A grass-roots approach to black health

December 16, 2004|By Kelly Brewington | Kelly Brewington,SUN STAFF

Politicians do it all the time: target churches to reach African-Americans. But instead of wooing voters, health care advocates hope to tap into the power of black clergy to educate blacks on health problems gripping their communities.

St. Agnes HealthCare and the foundation of former Orioles star and cancer survivor Eric Davis announced yesterday that they have teamed up on a three-year program to educate ministers on diseases that disproportionately affect blacks.

"We are going directly to the leaders," said Angela Hunt, executive director of the Eric Davis Foundation, a nonprofit group born after the Oriole outfielder's colorectal cancer was diagnosed in 1997. "Who reaches the masses of African-Americans on a weekly basis? Pastors. When our pastor says do something, we do it."

The program was launched yesterday at St. Agnes in Southwest Baltimore with an event that included a discussion from medical professionals on cancer, diabetes and heart disease, and offered free health screenings for pastors.

About 70 Baltimore churches have signed on to the three-pronged program.

First, the foundation will educate ministers, the gatekeepers of many black communities, on the benefits of preventive medicine and healthful living. Second, the foundation will offer cultural training for medical professionals to break down the bias, sometimes unconscious, that exists in health care.

And finally, organizers want to join with community health workers to educate beyond faith communities.

One program funded by the Department of Housing and Urban Development trains Baltimore public housing residents to combat heart disease. Residents organize exercise groups, teach one another how to cook with healthful ingredients and nudge neighbors to get regular checkups.

"Programs like this help inform the policymakers about the need to support healthy lifestyles," said Carol Bryant Payne, an expert in community health for HUD.

Among the alarming statistics on health disparities: African-Americans are more likely to develop cancer and have the highest cancer death rate of any racial or ethnic group. And the 2.8 million African-Americans with diabetes are four times more likely than diabetic whites to experience kidney failure.

The reasons for the gap are many, from diet to the cost of health insurance to cultural nuances that doctors might overlook.

"The thing that is a travesty is that studies prove that, irrespective of if you have insurance, if you come to the ER you are less likely to be accurately diagnosed and followed up for care than someone who is just like you but is not African-American," said Dr. Carlos Ince, a cardiologist at St.
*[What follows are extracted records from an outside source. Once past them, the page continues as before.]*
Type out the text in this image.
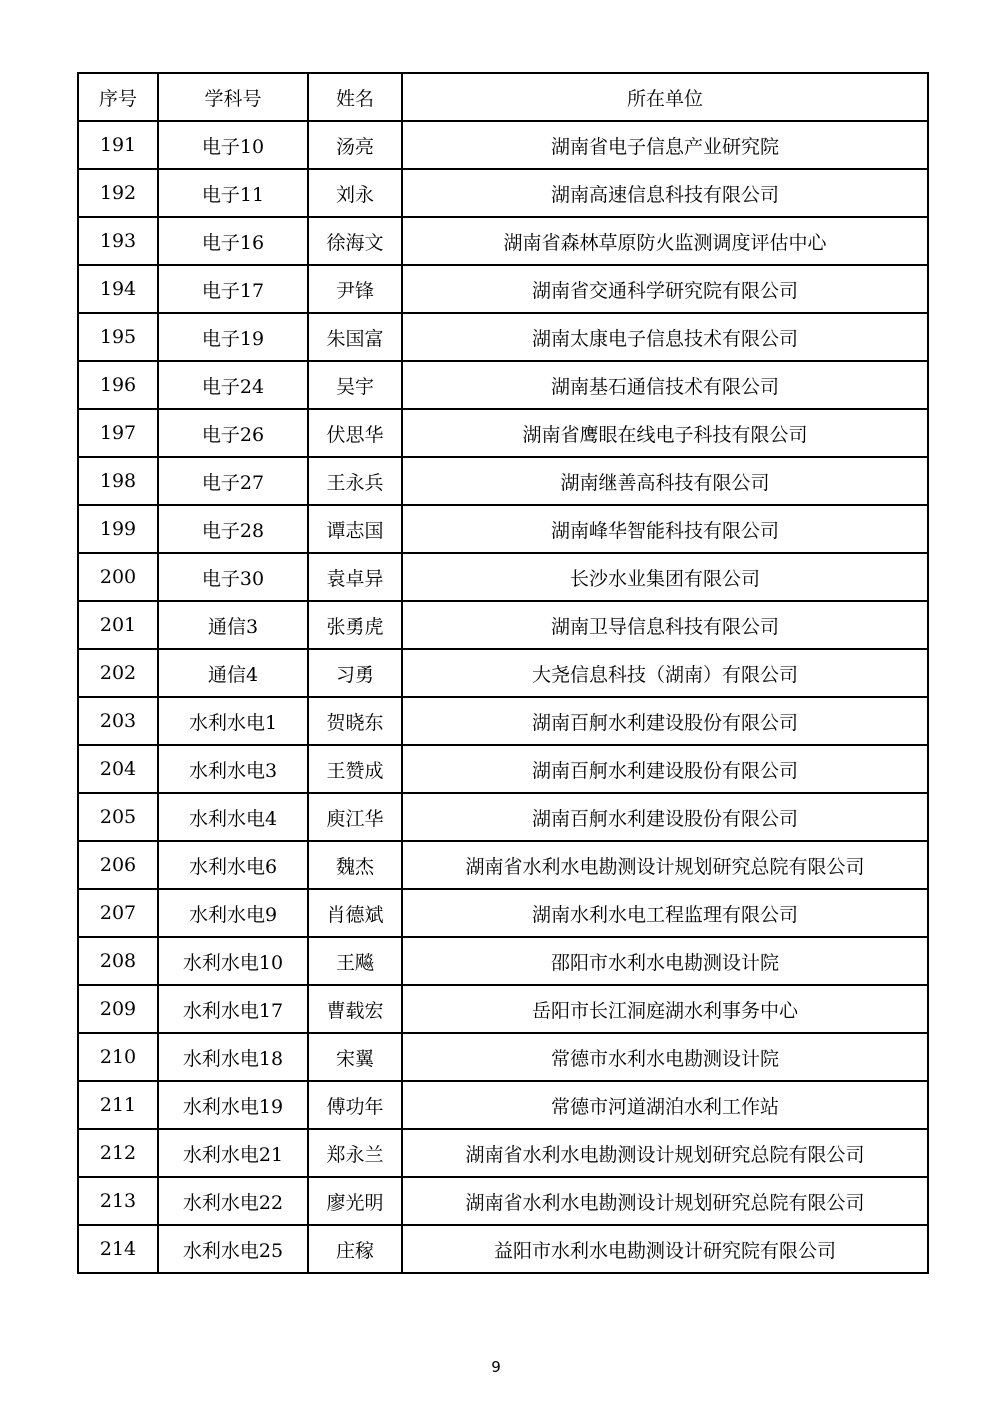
序号	学科号	姓名	所在单位
191	电子10	汤亮	湖南省电子信息产业研究院
192	电子11	刘永	湖南高速信息科技有限公司
193	电子16	徐海文	湖南省森林草原防火监测调度评估中心
194	电子17	尹锋	湖南省交通科学研究院有限公司
195	电子19	朱国富	湖南太康电子信息技术有限公司
196	电子24	吴宇	湖南基石通信技术有限公司
197	电子26	伏思华	湖南省鹰眼在线电子科技有限公司
198	电子27	王永兵	湖南继善高科技有限公司
199	电子28	谭志国	湖南峰华智能科技有限公司
200	电子30	袁卓异	长沙水业集团有限公司
201	通信3	张勇虎	湖南卫导信息科技有限公司
202	通信4	习勇	大尧信息科技（湖南）有限公司
203	水利水电1	贺晓东	湖南百舸水利建设股份有限公司
204	水利水电3	王赞成	湖南百舸水利建设股份有限公司
205	水利水电4	庾江华	湖南百舸水利建设股份有限公司
206	水利水电6	魏杰	湖南省水利水电勘测设计规划研究总院有限公司
207	水利水电9	肖德斌	湖南水利水电工程监理有限公司
208	水利水电10	王飚	邵阳市水利水电勘测设计院
209	水利水电17	曹载宏	岳阳市长江洞庭湖水利事务中心
210	水利水电18	宋翼	常德市水利水电勘测设计院
211	水利水电19	傅功年	常德市河道湖泊水利工作站
212	水利水电21	郑永兰	湖南省水利水电勘测设计规划研究总院有限公司
213	水利水电22	廖光明	湖南省水利水电勘测设计规划研究总院有限公司
214	水利水电25	庄稼	益阳市水利水电勘测设计研究院有限公司
9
Agnes who has worked with a cardiac community outreach program since 1991.

Ince's reference was to a 2002 report from the Institute of Medicine, which found that minorities tend to receive inferior health care to whites even when they have similar health insurance and income.

Locally, academics have tried to confront the problem. The University of Maryland School of Medicine launched a Center for Health Disparities last summer. And two years ago, Johns Hopkins' Bloomberg School of Public Health and Morgan State University created the Morgan-Hopkins Center for Health Disparities Solutions.

But more work is needed, advocates said yesterday.

"Everybody says they are addressing African-American health disparities, but nothing is happening," said the Eric Davis Foundation's Hunt.

"We know we are influenced by celebrities as a community," she said. "So we are tapping into celebrities, pastors and politicians. We know if we first educate the leaders, we can begin to teach people."

Matthew Jones, pastor of Concord Baptist Church on Liberty Heights Avenue in West Baltimore, said, "People generally come and share everything with their pastor."

Jones, who organizes health fairs at his 1,500-member church and prods parishioners to get health screenings, said he thinks his work has made a difference. A parishioner revealed last week that he has prostate cancer. The good news: Doctors caught it early.

"When he goes to the hospital next time, I'll be there with him," Jones said.

Health care facts

Overall, blacks are more likely to develop cancer and have the highest cancer death rate of any racial or ethnic group.

2.8 million blacks have diabetes.

Blacks with diabetes are four times more likely to experience kidney failure than diabetic whites.

Blacks have the highest prevalence for hypertension of any racial or ethnic group.

More black women are overweight or obese than females of other racial or ethnic groups.